Phrasing everything in any way possible to let the designer think they came up with the solution (lots of question marks in your response) seems to work well for me.
They pick one of your solutions, reframe it as their own novel solution to a simple problem, and you cash their check.
What about making a thin veneer from the end block.
I am thinking about running the grain one direction to minimize grain movement problems: The top is end grain, 1-3/4" th. The grain runs vertically. As it gets to the front, or the sides, it runs the full height (24" or ?) So, looking at the front of the cabinet (as it floats by...) we will see edge grain running vertically and ending up flush at the upper surface. Same at the sides - vertical grain running up the sides, parallel to the top grain direction.
You could also do the fourth side, simulating a 24" x 24" x 63" chunk of wood.
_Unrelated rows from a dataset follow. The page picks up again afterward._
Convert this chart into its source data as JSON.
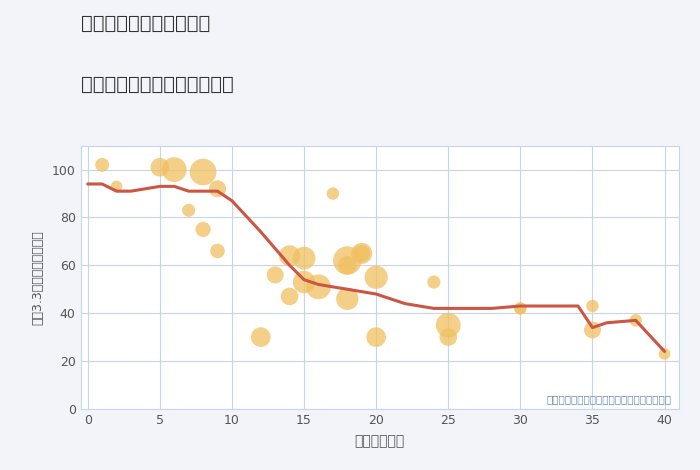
{
  "title_line1": "千葉県市原市五井中央東",
  "title_line2": "築年数別中古マンション価格",
  "xlabel": "築年数（年）",
  "ylabel": "坪（3.3㎡）単価（万円）",
  "annotation": "円の大きさは、取引のあった物件面積を示す",
  "background_color": "#f2f4f9",
  "plot_bg_color": "#ffffff",
  "grid_color": "#c8d4e8",
  "bubble_color": "#f0c060",
  "bubble_alpha": 0.75,
  "line_color": "#cc5544",
  "line_width": 2.2,
  "xlim": [
    -0.5,
    41
  ],
  "ylim": [
    0,
    110
  ],
  "xticks": [
    0,
    5,
    10,
    15,
    20,
    25,
    30,
    35,
    40
  ],
  "yticks": [
    0,
    20,
    40,
    60,
    80,
    100
  ],
  "scatter_x": [
    1,
    2,
    5,
    6,
    7,
    8,
    8,
    9,
    9,
    12,
    13,
    14,
    14,
    15,
    15,
    16,
    17,
    18,
    18,
    18,
    19,
    19,
    20,
    20,
    24,
    25,
    25,
    30,
    30,
    35,
    35,
    38,
    40
  ],
  "scatter_y": [
    102,
    93,
    101,
    100,
    83,
    99,
    75,
    92,
    66,
    30,
    56,
    64,
    47,
    63,
    53,
    51,
    90,
    62,
    60,
    46,
    65,
    65,
    55,
    30,
    53,
    35,
    30,
    42,
    42,
    43,
    33,
    37,
    23
  ],
  "scatter_size": [
    100,
    70,
    180,
    320,
    90,
    370,
    120,
    150,
    110,
    200,
    150,
    230,
    160,
    270,
    260,
    320,
    80,
    420,
    180,
    260,
    230,
    150,
    280,
    200,
    90,
    320,
    160,
    80,
    70,
    80,
    150,
    80,
    70
  ],
  "line_x": [
    0,
    1,
    2,
    3,
    5,
    6,
    7,
    8,
    9,
    10,
    12,
    14,
    15,
    16,
    17,
    18,
    19,
    20,
    22,
    24,
    25,
    28,
    30,
    32,
    34,
    35,
    36,
    38,
    40
  ],
  "line_y": [
    94,
    94,
    91,
    91,
    93,
    93,
    91,
    91,
    91,
    87,
    74,
    60,
    54,
    52,
    51,
    50,
    49,
    48,
    44,
    42,
    42,
    42,
    43,
    43,
    43,
    34,
    36,
    37,
    24
  ]
}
This 'top' will need to float as it is located and fastened onto the floating cabinet.
Miterfold (in my book) is a newish term in woodworking that relates to the machine operation of cutting almost all the way thru with a 90 degree bit on point, allowing a melamine, paper or foil backed man made board to be folded for a quick and inexpensive 'joint' for drawers, etc. It is not appropriate for solid wood miters such as you describe. That are simply mitered joints.
Waterfall (in my book) also a newish term, refers to the application of short vertical grain wood/veneer usually on an apron, skirt or frieze board that is oriented horizontally but up on edge. Like a table apron. The term has now been appropriated to mean a countertop that extends beyond the cabinet and turns 90 degrees towards the floor.
Thanks guys for your responses. The designer seemed to be on board with only running the top down the sides. I am having a zoom meeting (thanks to covid-19) this week with the designer and client, if the designer or client brings it up again I will recommend what David R Sochar described, this seems to be the most stable option.